Так возвращается кошмар истории – освобожденный, мстительный, непреклонный, искореняющий все ненужное. Именно об этом пугающие слова Зигмунда Фрейда: все, что вытеснено, возвращается. Необходимо убить Минотавра, дремлющего в глубине лабиринта. Он мерцает в неестественном свете потребительства, представляющего собой всего лишь наши непомерно разросшиеся потребности в пище, крове и одежде, в личных вещах, которые привязывают нас к миру и, увы, к самим себе.
Беньямина злило отчуждение от истории, порождаемое этим вынужденным цикличным повторением, отчуждение, которое чувствовал и он сам и которое мешало ему вглядываться в настоящее и ясно видеть его. Прошлое теперь становилось основой кошмара и абсурда, древней ярости, облаченной в покровы мифа. Прогресс – попытка побега от этого дурного сна, ускоряемая современными технологиями: никогда еще прошлое не казалось таким далеким. Но это расстояние – всего лишь пространственная метафора. «Нас приучали созерцать историю романтически», – говорил он. Отсюда – Вальтер Скотт, Стендаль, преклонение перед средневековой иконографией, благоговение перед руинами, почитание темных мифологий, как у Вагнера. Если нас может что-то спасти, утверждал Беньямин, так это как раз близость – «история вновь обретенная, растворенная». Отсутствие дистанции – это все.

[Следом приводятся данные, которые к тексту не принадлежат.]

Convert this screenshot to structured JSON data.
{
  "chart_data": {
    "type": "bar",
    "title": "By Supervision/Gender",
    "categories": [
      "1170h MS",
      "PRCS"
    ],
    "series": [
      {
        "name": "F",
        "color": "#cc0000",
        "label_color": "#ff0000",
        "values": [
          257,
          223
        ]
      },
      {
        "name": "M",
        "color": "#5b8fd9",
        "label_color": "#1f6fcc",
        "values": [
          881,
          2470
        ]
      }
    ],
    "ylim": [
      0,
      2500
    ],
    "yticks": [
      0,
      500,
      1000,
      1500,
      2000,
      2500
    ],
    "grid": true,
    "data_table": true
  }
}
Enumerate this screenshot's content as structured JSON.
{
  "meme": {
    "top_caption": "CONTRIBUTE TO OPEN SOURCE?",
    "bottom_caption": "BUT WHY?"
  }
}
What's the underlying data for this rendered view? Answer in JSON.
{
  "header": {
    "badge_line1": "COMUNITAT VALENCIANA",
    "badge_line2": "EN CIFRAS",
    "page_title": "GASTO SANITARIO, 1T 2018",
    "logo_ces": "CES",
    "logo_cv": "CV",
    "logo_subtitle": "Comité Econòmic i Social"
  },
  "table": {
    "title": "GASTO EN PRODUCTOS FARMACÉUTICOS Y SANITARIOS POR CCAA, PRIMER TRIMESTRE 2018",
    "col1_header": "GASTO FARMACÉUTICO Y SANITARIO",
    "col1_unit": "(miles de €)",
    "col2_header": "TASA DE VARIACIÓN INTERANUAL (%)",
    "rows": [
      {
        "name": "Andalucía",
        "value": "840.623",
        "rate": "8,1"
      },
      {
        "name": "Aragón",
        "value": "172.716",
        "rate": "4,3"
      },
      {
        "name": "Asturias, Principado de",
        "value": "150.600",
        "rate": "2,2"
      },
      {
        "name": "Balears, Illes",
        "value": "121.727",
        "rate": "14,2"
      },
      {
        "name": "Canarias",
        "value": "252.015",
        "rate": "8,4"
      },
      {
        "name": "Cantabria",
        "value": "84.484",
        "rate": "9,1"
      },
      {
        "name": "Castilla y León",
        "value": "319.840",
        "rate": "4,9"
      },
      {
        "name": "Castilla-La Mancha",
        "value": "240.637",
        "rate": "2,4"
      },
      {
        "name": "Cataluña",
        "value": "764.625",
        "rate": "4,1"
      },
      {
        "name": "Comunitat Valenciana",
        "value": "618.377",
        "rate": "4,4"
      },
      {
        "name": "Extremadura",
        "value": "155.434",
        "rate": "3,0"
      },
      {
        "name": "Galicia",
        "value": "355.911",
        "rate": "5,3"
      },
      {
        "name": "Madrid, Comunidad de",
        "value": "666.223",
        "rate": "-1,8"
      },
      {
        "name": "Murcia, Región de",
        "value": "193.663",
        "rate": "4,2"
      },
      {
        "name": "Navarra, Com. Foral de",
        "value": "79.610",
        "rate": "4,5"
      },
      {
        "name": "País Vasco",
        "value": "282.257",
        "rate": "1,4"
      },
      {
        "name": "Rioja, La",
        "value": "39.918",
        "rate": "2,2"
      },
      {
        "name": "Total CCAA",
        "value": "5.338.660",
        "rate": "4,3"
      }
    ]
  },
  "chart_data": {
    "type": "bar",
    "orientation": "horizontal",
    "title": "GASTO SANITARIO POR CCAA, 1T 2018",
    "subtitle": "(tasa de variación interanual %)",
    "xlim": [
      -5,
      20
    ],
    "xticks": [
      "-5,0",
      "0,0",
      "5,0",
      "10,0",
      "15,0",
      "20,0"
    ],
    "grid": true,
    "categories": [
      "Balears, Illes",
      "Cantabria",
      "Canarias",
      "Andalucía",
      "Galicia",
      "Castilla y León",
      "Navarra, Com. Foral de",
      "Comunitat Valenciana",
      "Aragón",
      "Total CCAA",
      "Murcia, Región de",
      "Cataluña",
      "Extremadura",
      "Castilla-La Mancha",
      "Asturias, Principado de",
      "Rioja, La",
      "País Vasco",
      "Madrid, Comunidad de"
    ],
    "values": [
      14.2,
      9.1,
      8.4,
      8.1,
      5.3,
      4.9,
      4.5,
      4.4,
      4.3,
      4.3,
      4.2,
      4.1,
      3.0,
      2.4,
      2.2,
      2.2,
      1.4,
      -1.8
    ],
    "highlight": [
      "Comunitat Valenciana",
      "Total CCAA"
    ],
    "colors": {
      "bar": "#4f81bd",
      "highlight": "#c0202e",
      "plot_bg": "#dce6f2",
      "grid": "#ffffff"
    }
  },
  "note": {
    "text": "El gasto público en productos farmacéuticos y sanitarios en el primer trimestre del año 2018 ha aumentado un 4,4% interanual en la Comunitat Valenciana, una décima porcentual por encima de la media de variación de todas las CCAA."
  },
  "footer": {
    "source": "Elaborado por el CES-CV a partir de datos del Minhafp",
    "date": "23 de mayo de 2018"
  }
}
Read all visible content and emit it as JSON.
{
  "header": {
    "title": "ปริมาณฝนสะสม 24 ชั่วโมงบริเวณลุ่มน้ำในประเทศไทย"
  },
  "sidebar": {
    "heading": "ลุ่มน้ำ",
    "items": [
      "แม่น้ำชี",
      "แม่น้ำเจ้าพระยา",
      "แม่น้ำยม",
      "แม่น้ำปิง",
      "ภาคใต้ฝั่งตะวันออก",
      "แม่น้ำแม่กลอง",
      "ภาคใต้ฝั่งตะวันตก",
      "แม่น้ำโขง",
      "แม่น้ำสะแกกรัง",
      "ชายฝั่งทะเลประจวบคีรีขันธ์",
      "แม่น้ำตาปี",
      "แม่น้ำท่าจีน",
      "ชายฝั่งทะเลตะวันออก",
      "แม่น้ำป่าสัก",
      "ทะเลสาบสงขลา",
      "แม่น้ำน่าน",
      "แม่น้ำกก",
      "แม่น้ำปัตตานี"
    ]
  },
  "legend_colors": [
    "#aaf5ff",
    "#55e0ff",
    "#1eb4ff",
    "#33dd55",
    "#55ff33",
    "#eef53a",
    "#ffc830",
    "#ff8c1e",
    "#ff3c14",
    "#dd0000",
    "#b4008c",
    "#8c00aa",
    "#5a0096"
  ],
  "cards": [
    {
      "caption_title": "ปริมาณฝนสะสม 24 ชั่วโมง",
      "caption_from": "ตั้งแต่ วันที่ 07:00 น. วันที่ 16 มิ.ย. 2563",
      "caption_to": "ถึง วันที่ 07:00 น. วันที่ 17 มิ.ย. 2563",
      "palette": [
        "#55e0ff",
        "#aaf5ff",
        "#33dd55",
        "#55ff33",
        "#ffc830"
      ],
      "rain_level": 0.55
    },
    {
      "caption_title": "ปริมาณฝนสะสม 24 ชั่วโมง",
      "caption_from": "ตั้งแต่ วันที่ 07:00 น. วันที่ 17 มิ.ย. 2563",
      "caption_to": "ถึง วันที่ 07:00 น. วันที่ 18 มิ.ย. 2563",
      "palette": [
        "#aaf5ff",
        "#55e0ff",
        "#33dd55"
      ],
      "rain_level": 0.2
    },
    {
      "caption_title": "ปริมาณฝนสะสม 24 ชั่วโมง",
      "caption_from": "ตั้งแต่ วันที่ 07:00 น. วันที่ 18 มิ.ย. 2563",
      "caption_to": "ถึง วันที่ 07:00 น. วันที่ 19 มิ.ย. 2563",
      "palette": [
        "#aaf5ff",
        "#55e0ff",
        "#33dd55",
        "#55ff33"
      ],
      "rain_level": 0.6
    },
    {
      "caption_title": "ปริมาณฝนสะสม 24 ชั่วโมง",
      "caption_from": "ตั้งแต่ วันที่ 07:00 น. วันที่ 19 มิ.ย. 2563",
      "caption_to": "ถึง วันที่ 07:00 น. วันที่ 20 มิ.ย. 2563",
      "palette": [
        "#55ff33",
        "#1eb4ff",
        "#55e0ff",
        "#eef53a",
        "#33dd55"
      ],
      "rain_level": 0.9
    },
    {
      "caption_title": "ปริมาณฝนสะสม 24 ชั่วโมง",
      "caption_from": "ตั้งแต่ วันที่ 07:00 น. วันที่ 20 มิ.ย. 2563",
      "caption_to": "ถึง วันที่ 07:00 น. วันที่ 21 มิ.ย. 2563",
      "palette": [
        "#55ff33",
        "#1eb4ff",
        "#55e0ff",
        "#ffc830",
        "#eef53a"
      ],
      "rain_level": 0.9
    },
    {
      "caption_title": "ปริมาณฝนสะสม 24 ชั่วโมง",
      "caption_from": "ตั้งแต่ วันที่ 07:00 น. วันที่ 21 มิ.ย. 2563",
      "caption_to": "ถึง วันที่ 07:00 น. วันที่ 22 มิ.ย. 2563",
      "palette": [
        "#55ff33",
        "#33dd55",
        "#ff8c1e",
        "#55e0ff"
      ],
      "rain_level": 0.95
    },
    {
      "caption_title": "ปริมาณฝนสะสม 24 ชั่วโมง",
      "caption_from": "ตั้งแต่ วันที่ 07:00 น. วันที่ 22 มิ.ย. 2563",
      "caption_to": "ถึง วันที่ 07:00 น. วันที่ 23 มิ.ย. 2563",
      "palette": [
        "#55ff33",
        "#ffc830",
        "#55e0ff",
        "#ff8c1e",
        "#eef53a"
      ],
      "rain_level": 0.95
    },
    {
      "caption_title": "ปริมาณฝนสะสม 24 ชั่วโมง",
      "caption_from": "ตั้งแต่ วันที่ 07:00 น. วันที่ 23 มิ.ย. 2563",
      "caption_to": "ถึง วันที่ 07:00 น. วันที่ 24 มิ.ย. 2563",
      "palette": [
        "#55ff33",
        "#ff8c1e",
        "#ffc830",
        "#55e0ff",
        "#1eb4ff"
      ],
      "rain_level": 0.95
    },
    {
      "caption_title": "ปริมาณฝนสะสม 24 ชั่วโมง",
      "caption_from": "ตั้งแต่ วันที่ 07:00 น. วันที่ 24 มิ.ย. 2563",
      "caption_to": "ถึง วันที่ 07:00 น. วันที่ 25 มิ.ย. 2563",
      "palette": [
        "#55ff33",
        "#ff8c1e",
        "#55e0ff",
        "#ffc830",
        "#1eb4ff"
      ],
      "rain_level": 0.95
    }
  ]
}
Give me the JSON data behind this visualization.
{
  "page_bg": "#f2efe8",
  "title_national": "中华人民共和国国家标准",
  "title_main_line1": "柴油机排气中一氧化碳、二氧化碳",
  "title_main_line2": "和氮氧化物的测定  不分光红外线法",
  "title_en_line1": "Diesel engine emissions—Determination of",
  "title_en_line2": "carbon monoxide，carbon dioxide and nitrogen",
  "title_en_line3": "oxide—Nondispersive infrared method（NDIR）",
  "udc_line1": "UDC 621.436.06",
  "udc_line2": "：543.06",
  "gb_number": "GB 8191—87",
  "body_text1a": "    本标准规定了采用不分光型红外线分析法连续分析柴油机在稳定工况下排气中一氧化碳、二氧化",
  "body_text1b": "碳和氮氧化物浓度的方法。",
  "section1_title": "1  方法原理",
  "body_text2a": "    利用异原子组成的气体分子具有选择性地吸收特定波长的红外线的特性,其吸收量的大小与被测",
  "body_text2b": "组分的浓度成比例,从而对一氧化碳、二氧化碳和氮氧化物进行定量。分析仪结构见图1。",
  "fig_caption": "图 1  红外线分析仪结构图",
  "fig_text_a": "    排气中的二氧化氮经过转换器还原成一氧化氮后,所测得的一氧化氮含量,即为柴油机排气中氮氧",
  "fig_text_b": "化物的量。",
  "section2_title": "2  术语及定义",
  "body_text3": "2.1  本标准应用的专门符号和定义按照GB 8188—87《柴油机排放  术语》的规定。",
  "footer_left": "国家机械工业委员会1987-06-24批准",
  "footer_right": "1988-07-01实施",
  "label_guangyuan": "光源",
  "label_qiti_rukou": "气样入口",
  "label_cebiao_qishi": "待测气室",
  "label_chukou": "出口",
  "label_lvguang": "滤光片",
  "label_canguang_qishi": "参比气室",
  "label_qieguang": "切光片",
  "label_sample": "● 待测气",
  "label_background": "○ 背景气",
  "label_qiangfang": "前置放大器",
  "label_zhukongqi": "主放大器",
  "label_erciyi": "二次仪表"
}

Но как этого достичь? Разве те, кто жил до нас, не поселены безвозвратно в далекой, недосягаемой стране? Кому под силу разбудить мертвых? Беньямин считал, что в мышлении должна произойти революция, подобная коперниковской. Историю заменит – или ею станет – вымысел. Раньше прошлое, «то, что уже было», принималось за отправную точку, история ковыляла по коридорам времени к тускло освещенному настоящему. Теперь этот процесс необходимо развернуть в обратную сторону. По Беньямину, «правильный метод состоит в том, чтобы представить себе людей прошлого в нашем пространстве, а не нас в их пространстве. Не мы переносимся к ним, а они входят в нашу жизнь». Нужно оставить попытки вчувствоваться в прошлое, Einfühlung[39]. Это историзм старого образа мыслей. Вместо него он предлагал использовать Vergegenwärtigung[40], «онастоящивание».
История – это, по существу, сон, от которого мы должны пробудиться. Если культуру рассматривают как сновидение истории, то время понимается как откладывание, как то, что стоит между нами и осуществлением вечного царства. Задача антиисторика, как ее видел Беньямин, состоит в том, чтобы сделать видимым утопический элемент в настоящем, отматывая пленку назад, в сторону прошлого. По его выражению, «литературный монтаж – инструмент такой диалектики, акт удачного размещения моментов истории рядом друг с другом». Это он и пытался сделать в своем труде о пассажах: выполнить окончательный монтаж, вновь обрести и растворить историю одним дерзким взмахом.
За ним пришли не посреди ночи, как он ожидал, а в полдень. Был вторник, и он почему-то вдруг решил поработать не в библиотеке, а дома. Он писал, сидя за столом о трех ножках в нише своей гостиной. Сейчас он вырезал иллюстрацию из модного журнала – рекламу зубной пасты: три красотки держат в руках щетки, улыбаясь, что твои три грации. Он только что выписал очень подходящий для его труда пассаж из любимой книги о Париже, «Парижского крестьянина» Луи Арагона. Гуляя по улицам столицы, Арагон созерцал мелькавшие перед ним лица:
«Мне стало ясно, что человечество полно богами, как губка, которую окунули в открытое небо. Эти боги живут, достигают высот силы, потом умирают, оставляя свои благоуханные алтари другим богам. В них воплощены законы любого полного преображения. Они – сама необходимость изменения. И вот я, опьяненный, бродил среди тысяч божественных сгустков. Я начал постигать мифологию в движении. Она по праву достойна называться современной мифологией. Под этим названием она представилась мне».
Один из таких сгустков – в обличье военного полицейского – стоял сейчас на пороге квартиры Беньямина на рю Домбаль. Что за форма на нем, Беньямин не смог определить. Такой мундир – перехваченный ремнем, с потускневшими серебряными пуговицами и огромными эполетами – можно было бы увидеть на опереточном солдатике. Над верхней губой торчали вперед обширные усы с проседью, похожие на переднюю решетку паровоза.
К облегчению Беньямина, полицейский оказался французом – не немцем. Появления немецкого солдата он бы не пережил.